The House of Representatives, on Tuesday, set machinery in motion to probe alleged shady $6.8 billion oil deal between the Nigerian National Petroleum Corporation (NNPC) and Swiss oil dealers.
To this end, the House committees on Petroleum Resources (Upstream), Petroleum Resources (Downstream) and Justice have been mandated to investigate the matter and report to the House within four weeks.
The House resolution to probe the deal was sequel to a motion moved by Honourable Abiodun Abudu-Balogun entitled: “Urgent need to investigate the alleged connivance of the Nigerian National Petroleum Corporation (NNPC) with Swiss oil dealers to rob Nigeria of billions of dollars.”
While moving the motion, Honourable Abudu-Balogun noted that there was need for the House to take seriously, “the news report by Swiss Non Governmental Advocacy Organization, the Berne declaration, detailing how the NNPC in connivance with major Swiss oil trading companies, is draining Nigeria of billion dollars revenue through the sale of crude oil below market value.”
The lawmaker further raised the alarm that, the report by the Swiss advocacy group, entitled: “Swiss Traders Opaque Deals in Nigeria,” detailed the schemes employed by the NNPC and foreign oil companies to dupe the country of over $6.8 billion through some “letter box companies.”

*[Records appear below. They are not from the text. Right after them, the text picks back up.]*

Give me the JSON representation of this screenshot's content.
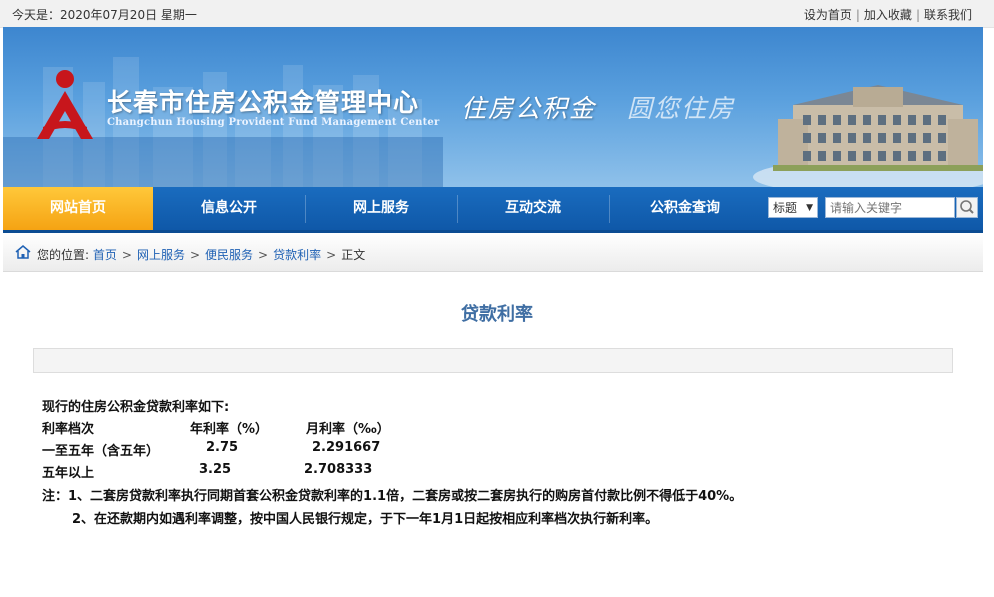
{
  "topbar": {
    "date": "今天是：2020年07月20日 星期一",
    "links": [
      "设为首页",
      "加入收藏",
      "联系我们"
    ]
  },
  "banner": {
    "org_name": "长春市住房公积金管理中心",
    "org_name_en": "Changchun Housing Provident Fund Management Center",
    "slogan_1": "住房公积金",
    "slogan_2": "圆您住房"
  },
  "nav": {
    "items": [
      "网站首页",
      "信息公开",
      "网上服务",
      "互动交流",
      "公积金查询"
    ],
    "active_index": 0,
    "search_type": "标题",
    "search_placeholder": "请输入关键字"
  },
  "breadcrumb": {
    "prefix": "您的位置:",
    "items": [
      "首页",
      "网上服务",
      "便民服务",
      "贷款利率"
    ],
    "current": "正文"
  },
  "article": {
    "title": "贷款利率",
    "intro": "现行的住房公积金贷款利率如下:",
    "table": {
      "headers": [
        "利率档次",
        "年利率（%）",
        "月利率（‰）"
      ],
      "rows": [
        [
          "一至五年（含五年）",
          "2.75",
          "2.291667"
        ],
        [
          "五年以上",
          "3.25",
          "2.708333"
        ]
      ]
    },
    "notes": [
      "注：1、二套房贷款利率执行同期首套公积金贷款利率的1.1倍，二套房或按二套房执行的购房首付款比例不得低于40%。",
      "2、在还款期内如遇利率调整，按中国人民银行规定，于下一年1月1日起按相应利率档次执行新利率。"
    ]
  },
  "colors": {
    "nav_blue": "#1462b3",
    "nav_active": "#f8b020",
    "title_blue": "#3f6ea3",
    "link_blue": "#1f61b4"
  }
}
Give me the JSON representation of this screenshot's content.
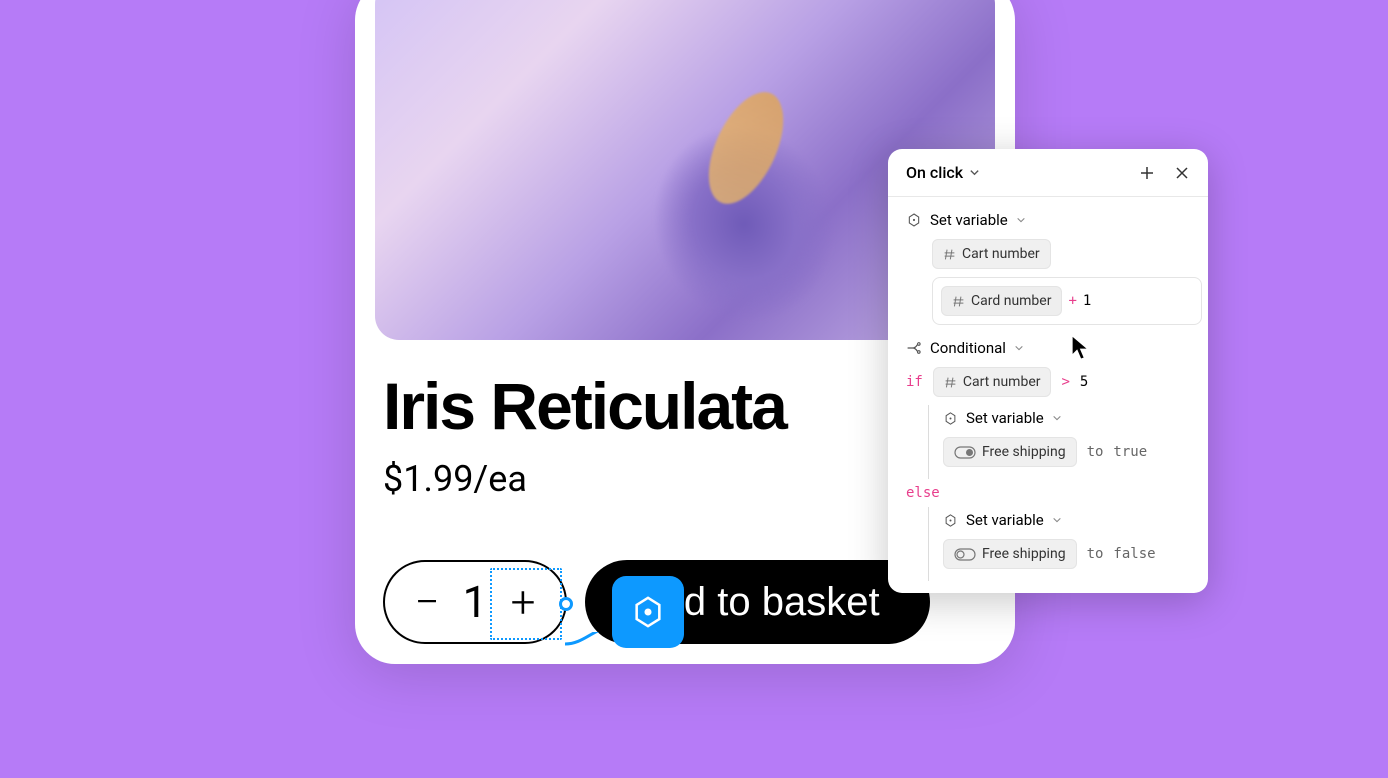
{
  "product": {
    "title": "Iris Reticulata",
    "price": "$1.99/ea",
    "quantity": "1",
    "add_button": "Add to basket"
  },
  "panel": {
    "trigger": "On click",
    "action1": {
      "type": "Set variable",
      "target_var": "Cart number",
      "expr_var": "Card number",
      "expr_op": "+",
      "expr_val": "1"
    },
    "action2": {
      "type": "Conditional",
      "if_kw": "if",
      "if_var": "Cart number",
      "if_op": ">",
      "if_val": "5",
      "then_action": "Set variable",
      "then_var": "Free shipping",
      "then_to": "to",
      "then_val": "true",
      "else_kw": "else",
      "else_action": "Set variable",
      "else_var": "Free shipping",
      "else_to": "to",
      "else_val": "false"
    }
  }
}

According to him, “the Berne declaration has described the Nigerian oil scam as the greatest fraud Africa has ever known and the report specifically mentioned Vitol and Transfigura commodity trading firms (NNPC partners ) in the shady deals and how Nigeria loses billions of dollars as large volumes of oil are exported far below market prices.”
He equally queried why “Nigeria is the only major oil producing nation that sells 100 per cent of its crude to private traders rather than market it herself and benefit from the resulting added value with the greatest number of beneficiaries of export allocations.”
At this point, he expressed worry about the numerous damaging allegations contained in the report against NNPC and its subsidiaries accused of not publishing detailed financial reports since 2005, hence the need for the probe.
When the motion was put to vote by the Deputy Speaker, Honourable Emeka Ihedioha, it was supported by the majority of members at the session.